10/04/2017
Irritations linguistiques XLVIII : délire lexical III
Je continue ma série de billets consacrés à la langue de la mode ou, plus exactement, au vocabulaire de certains journalistes quand ils parlent des modes dans leurs rubriques « Société ».
Mes lecteurs connaissent déjà Valérie Hénau (voir mon billet du 3 avril 2017). Dans le Marianne du 10 mars 2017, elle s’attaque au « marketing du pop féminisme » (sic !). Sur le fond, et brièvement – car ce n’est pas le fond qui nous intéresse ici – elle a le droit de juger « l’inanité d’un mouvement (NDLR. : le féminisme) à sa capacité à être récupéré par le marché ». (NDLR. : inanité, caractère de ce qui est inutile, vain). En quelques paragraphes aux titres pleins (le pop féminisme est un tee-shirt à 500 € ; le pop féminisme est une pub tartouille ; le pop féminisme est une petite fille pontifiante ; le pop féminisme est un mascara ou un cours de yoga ; le pop féminisme est une fille à poil), elle veut démontrer que ce féminisme-là s’est dissous dans les gadgets, le superficiel et surtout les prétextes pour vendre toujours plus (« s’approprier le langage, l’imagerie et l’énergie du féminisme en le vidant de toute culture politique »). C’est malheureusement le sort de nombre de causes qui ont été récupérées par les publicitaires et les marchands du Temple (le meilleur exemple en est l’écologie). Elle écrit, lucide : « Comme nouveau moyen de lever les oiselles, en tout cas, cela semble marcher aussi bien que le coup du bébé chien »
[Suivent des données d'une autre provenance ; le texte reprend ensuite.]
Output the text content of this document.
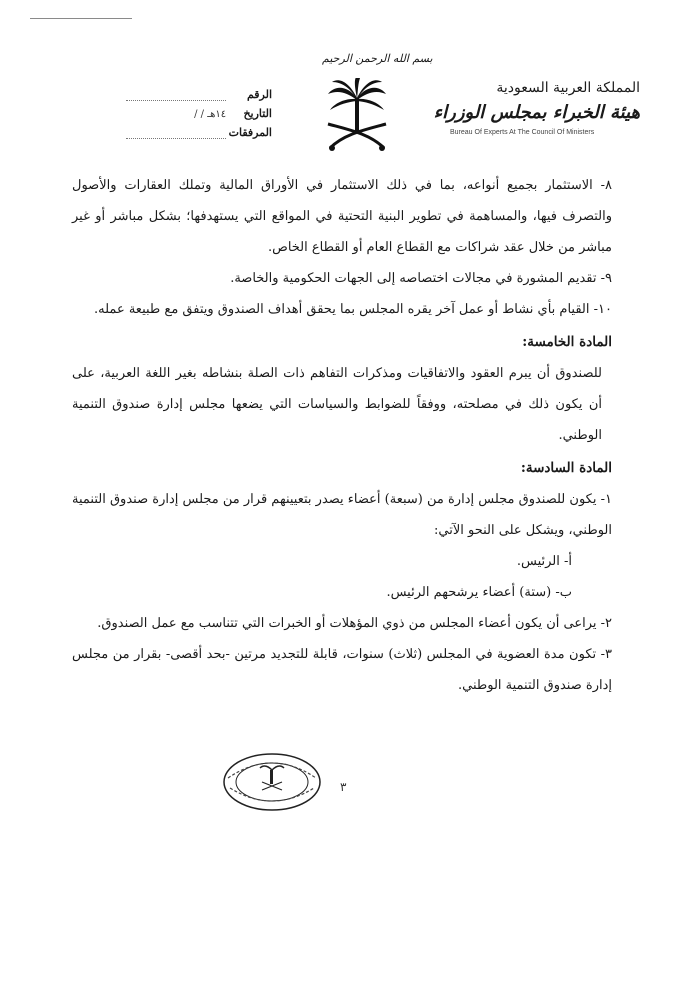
الرقم
التاريخ / / ١٤هـ
المرفقات
بسم الله الرحمن الرحيم
المملكة العربية السعودية
هيئة الخبراء بمجلس الوزراء
Bureau Of Experts At The Council Of Ministers

٨- الاستثمار بجميع أنواعه، بما في ذلك الاستثمار في الأوراق المالية وتملك العقارات والأصول والتصرف فيها، والمساهمة في تطوير البنية التحتية في المواقع التي يستهدفها؛ بشكل مباشر أو غير مباشر من خلال عقد شراكات مع القطاع العام أو القطاع الخاص.

٩- تقديم المشورة في مجالات اختصاصه إلى الجهات الحكومية والخاصة.

١٠- القيام بأي نشاط أو عمل آخر يقره المجلس بما يحقق أهداف الصندوق ويتفق مع طبيعة عمله.

المادة الخامسة:

للصندوق أن يبرم العقود والاتفاقيات ومذكرات التفاهم ذات الصلة بنشاطه بغير اللغة العربية، على أن يكون ذلك في مصلحته، ووفقاً للضوابط والسياسات التي يضعها مجلس إدارة صندوق التنمية الوطني.

المادة السادسة:

١- يكون للصندوق مجلس إدارة من (سبعة) أعضاء يصدر بتعيينهم قرار من مجلس إدارة صندوق التنمية الوطني، ويشكل على النحو الآتي:

أ- الرئيس.

ب- (ستة) أعضاء يرشحهم الرئيس.

٢- يراعى أن يكون أعضاء المجلس من ذوي المؤهلات أو الخبرات التي تتناسب مع عمل الصندوق.

٣- تكون مدة العضوية في المجلس (ثلاث) سنوات، قابلة للتجديد مرتين -بحد أقصى- بقرار من مجلس إدارة صندوق التنمية الوطني.

٣
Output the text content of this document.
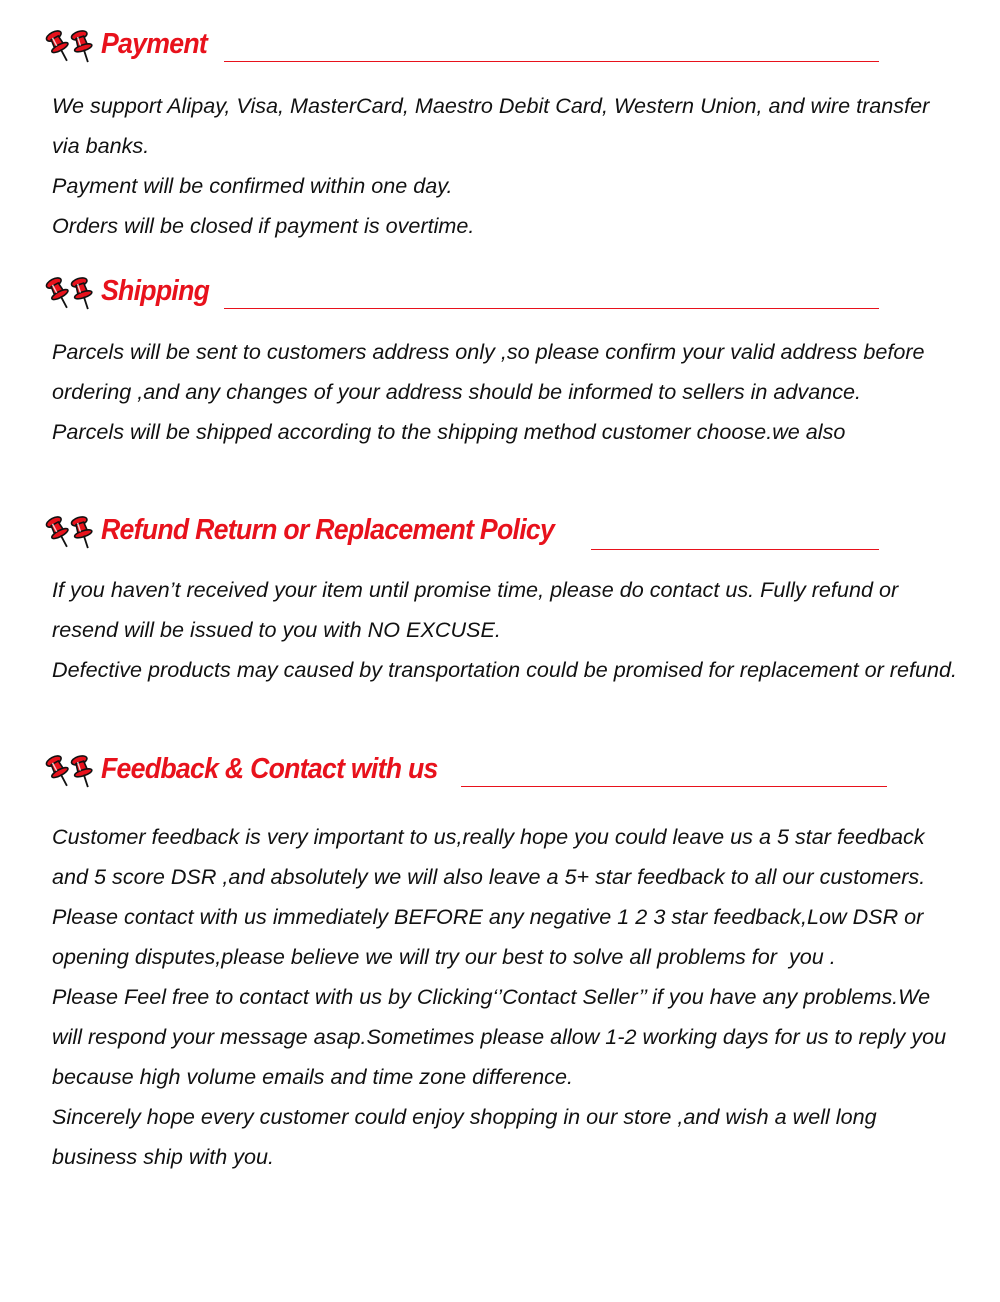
Payment

We support Alipay, Visa, MasterCard, Maestro Debit Card, Western Union, and wire transfer via banks.

Payment will be confirmed within one day.

Orders will be closed if payment is overtime.

Shipping

Parcels will be sent to customers address only ,so please confirm your valid address before ordering ,and any changes of your address should be informed to sellers in advance.

Parcels will be shipped according to the shipping method customer choose.we also

Refund Return or Replacement Policy

If you haven’t received your item until promise time, please do contact us. Fully refund or resend will be issued to you with NO EXCUSE.

Defective products may caused by transportation could be promised for replacement or refund.

Feedback & Contact with us

Customer feedback is very important to us,really hope you could leave us a 5 star feedback and 5 score DSR ,and absolutely we will also leave a 5+ star feedback to all our customers.

Please contact with us immediately BEFORE any negative 1 2 3 star feedback,Low DSR or opening disputes,please believe we will try our best to solve all problems for  you .

Please Feel free to contact with us by Clicking‘’Contact Seller’’ if you have any problems.We will respond your message asap.Sometimes please allow 1-2 working days for us to reply you because high volume emails and time zone difference.

Sincerely hope every customer could enjoy shopping in our store ,and wish a well long business ship with you.
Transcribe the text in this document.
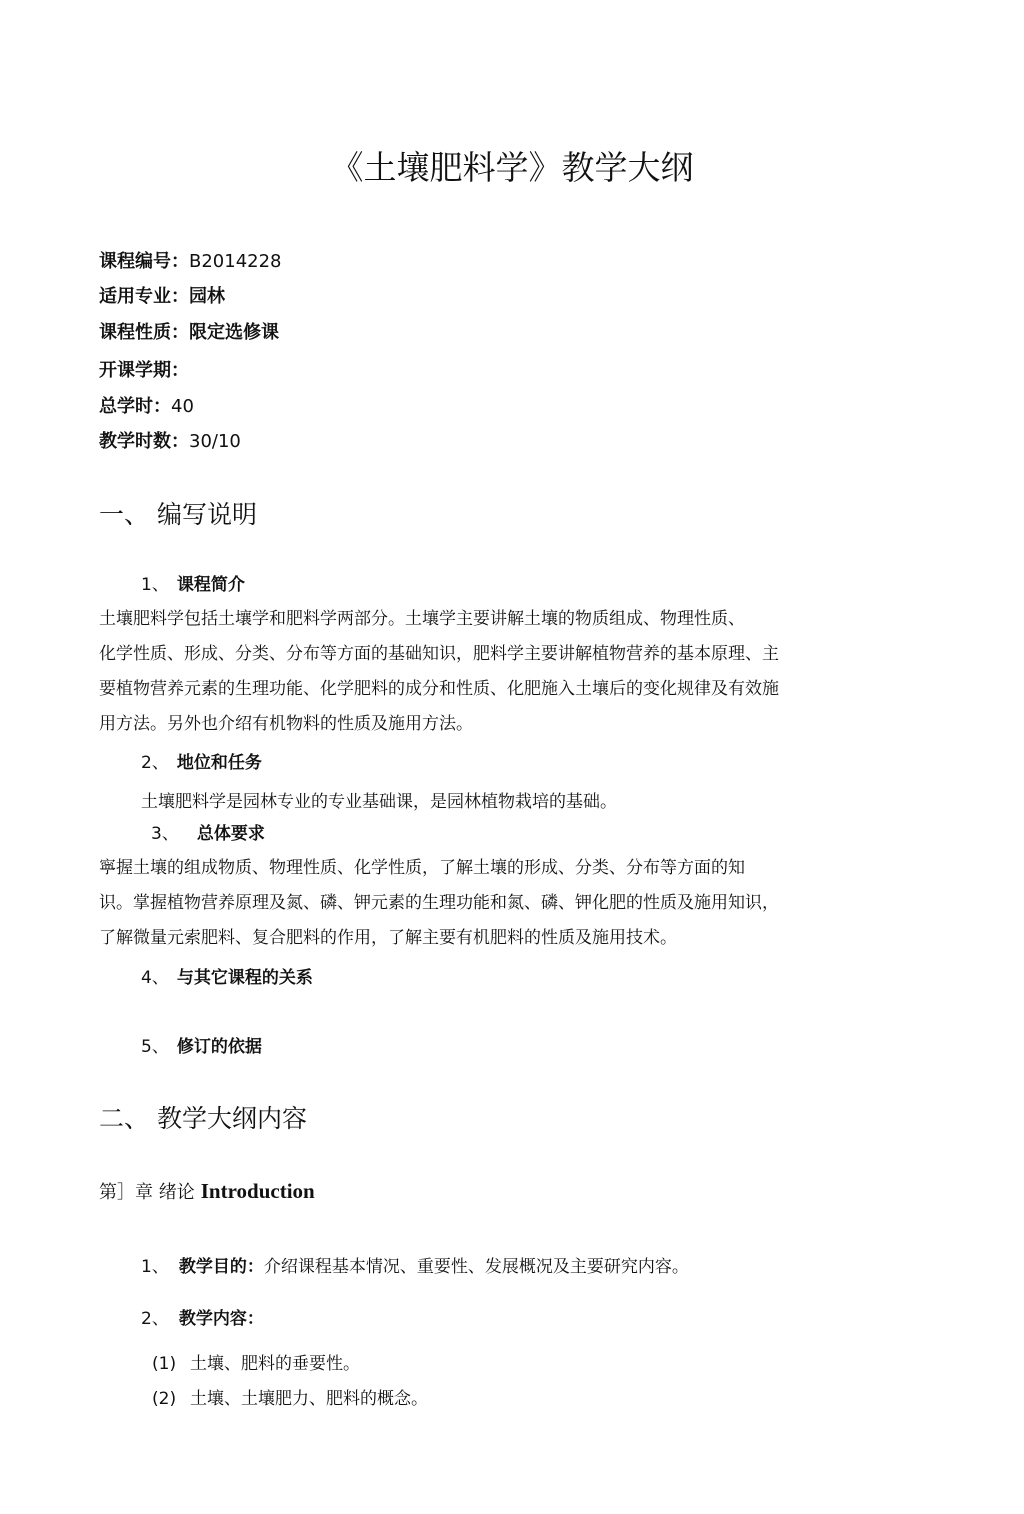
《土壤肥料学》教学大纲
课程编号：B2014228
适用专业：园林
课程性质：限定选修课
开课学期：
总学时：40
教学时数：30/10
一、 编写说明
1、 课程简介
土壤肥料学包括土壤学和肥料学两部分。土壤学主要讲解土壤的物质组成、物理性质、
化学性质、形成、分类、分布等方面的基础知识，肥料学主要讲解植物营养的基本原理、主
要植物营养元素的生理功能、化学肥料的成分和性质、化肥施入土壤后的变化规律及有效施
用方法。另外也介绍有机物料的性质及施用方法。
2、 地位和任务
土壤肥料学是园林专业的专业基础课，是园林植物栽培的基础。
3、 总体要求
寧握土壤的组成物质、物理性质、化学性质，了解土壤的形成、分类、分布等方面的知
识。掌握植物营养原理及氮、磷、钾元素的生理功能和氮、磷、钾化肥的性质及施用知识，
了解微量元索肥料、复合肥料的作用，了解主要有机肥料的性质及施用技术。
4、 与其它课程的关系
5、 修订的依据
二、 教学大纲内容
第］章 绪论 Introduction
1、 教学目的：介绍课程基本情况、重要性、发展概况及主要研究内容。
2、 教学内容：
(1) 土壤、肥料的垂要性。
(2) 土壤、土壤肥力、肥料的概念。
Mais, une fois de plus, ce genre d’article est un ramassis de formules prétendument accrocheuses car vaguement américaines ; en un mot le lecteur doit affronter un déluge de franglais, avec pour seule consolation le constat que d’un texte à l’autre les mots, tous d’apparence anglaise, ne sont jamais les mêmes et que donc, selon le théorème d’Étiemble, ils disparaîtront sans crier gare avec l’objet même ou la mode qu’ils désignent.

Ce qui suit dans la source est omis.